The median age of first-time buyers has reached an all-time high of 38. Many are relying on financial support from family, personal savings, or inheritance to afford higher down payments, which averaged 9% in 2024—the highest in 30 years.
The allure of cities grows.
While suburban moves were popular during the pandemic, city centers are regaining appeal, with the largest uptick in urban home purchases seen in a decade.
Multigenerational Households
Cost savings and caregiving needs have fueled a rise in multigenerational households, now at a record 17% of home sales. Buyers are pooling resources to afford homes and accommodate aging parents or young adults moving back home.
Single women buyers continue to outpace single men buyers.

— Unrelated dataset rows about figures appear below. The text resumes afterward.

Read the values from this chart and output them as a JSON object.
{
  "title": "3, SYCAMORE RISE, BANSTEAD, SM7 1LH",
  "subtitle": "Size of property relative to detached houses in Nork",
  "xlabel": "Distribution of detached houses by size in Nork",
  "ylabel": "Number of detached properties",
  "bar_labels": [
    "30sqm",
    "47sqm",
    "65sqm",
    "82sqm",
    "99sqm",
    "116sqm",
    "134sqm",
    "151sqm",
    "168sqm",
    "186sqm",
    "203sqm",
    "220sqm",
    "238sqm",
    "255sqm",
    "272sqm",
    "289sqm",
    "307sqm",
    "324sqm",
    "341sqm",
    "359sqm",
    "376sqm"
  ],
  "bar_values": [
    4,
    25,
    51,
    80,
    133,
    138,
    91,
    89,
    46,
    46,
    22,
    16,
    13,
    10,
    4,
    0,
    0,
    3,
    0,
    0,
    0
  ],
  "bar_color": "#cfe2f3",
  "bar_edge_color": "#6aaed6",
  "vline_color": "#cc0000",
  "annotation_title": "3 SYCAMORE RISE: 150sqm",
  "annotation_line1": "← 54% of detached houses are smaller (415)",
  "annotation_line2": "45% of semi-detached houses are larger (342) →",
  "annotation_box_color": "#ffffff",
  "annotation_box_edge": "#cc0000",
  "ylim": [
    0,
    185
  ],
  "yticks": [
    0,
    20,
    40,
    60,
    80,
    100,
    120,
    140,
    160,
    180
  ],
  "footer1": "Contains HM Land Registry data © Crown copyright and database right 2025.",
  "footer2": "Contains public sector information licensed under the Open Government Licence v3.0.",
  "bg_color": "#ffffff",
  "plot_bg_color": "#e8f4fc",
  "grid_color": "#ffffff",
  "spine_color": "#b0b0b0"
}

Single women represent 24% of home purchases, compared to 11% for single men. Declining marriage rates have prompted more individuals to enter the housing market solo.
C.A.R. releases its 2025 California housing market forecast
The CALIFORNIA ASSOCIATION OF REALTORS® (C.A.R.) projects a positive outlook for 2025 as improving interest rates and housing inventory conditions encourage buyers and sellers to return to the market.
Home Sales: Existing single-family home sales are forecasted to increase by 10.5%, reaching 304,400 units.
Median Home Price: California’s median home price is expected to rise by 4.6% to $909,400.
Mortgage Rates: Average 30-year fixed rates are predicted to decline from 6.6% in 2024 to 5.9% in 2025.
While affordability remains a challenge, easing interest rates and improving inventory will create opportunities for buyers and sellers. C.A.R. anticipates a more competitive yet steady market as the housing shortage continues to impact prices.